QUADRIPARTITE PACT PARTNERS FORM JOINT LEGISLATIVE BODY.

Publication: Monitor Volume: 2 Issue: 103

Parliamentary representatives from Russia, Belarus, Kazakhstan, and Kyrgyzstan signed yesterday an agreement to set up an Interparliamentary Committee of the four countries, partners to the treaty on "deeper economic and humanitarian integration" signed March 29 by their presidents. The Interparliamentary Committee is supposed to work out model legislative acts serving as a basis for national legislation. It will consist of 10 parliamentarians from each participating country, with each country’s delegation entitled to one vote in the committee. Meetings are planned to be held at least once every four months in St. Petersburg "or in one of the participating countries’ capitals." Russian Federation Council Chairman Yegor Stroyev, who along with Duma Deputy Chairman Sergei Baburin signed for Russia, described the agreement as "the beginning of the four countries’ legislative unification." (Itar-Tass, May 28)

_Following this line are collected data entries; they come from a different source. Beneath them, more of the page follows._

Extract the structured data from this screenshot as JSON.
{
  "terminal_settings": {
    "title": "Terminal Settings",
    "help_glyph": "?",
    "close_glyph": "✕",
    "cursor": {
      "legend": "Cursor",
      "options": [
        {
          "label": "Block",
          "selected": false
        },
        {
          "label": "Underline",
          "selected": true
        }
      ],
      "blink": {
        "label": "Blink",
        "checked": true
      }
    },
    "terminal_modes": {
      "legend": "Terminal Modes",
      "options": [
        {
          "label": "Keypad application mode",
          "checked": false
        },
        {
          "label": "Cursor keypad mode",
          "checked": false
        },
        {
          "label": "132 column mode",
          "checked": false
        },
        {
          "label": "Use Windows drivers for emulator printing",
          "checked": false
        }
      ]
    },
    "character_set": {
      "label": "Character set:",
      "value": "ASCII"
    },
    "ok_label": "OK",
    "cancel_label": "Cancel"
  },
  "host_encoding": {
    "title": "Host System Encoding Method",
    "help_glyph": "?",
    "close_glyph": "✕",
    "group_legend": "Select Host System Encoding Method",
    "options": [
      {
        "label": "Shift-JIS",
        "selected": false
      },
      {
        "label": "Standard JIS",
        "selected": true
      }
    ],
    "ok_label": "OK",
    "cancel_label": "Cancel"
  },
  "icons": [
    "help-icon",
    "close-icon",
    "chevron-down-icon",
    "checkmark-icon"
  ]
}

That assessment appears overly sanguine in view of the limited scope of the March 29 agreement which defines the Interparliamentary Committee’s mandate. The Committee was created at an otherwise uneventful, regular quarterly session of the CIS Interparliamentary Assembly which ended in Bishkek yesterday without the participation of Ukraine, Uzbekistan, or Turkmenistan.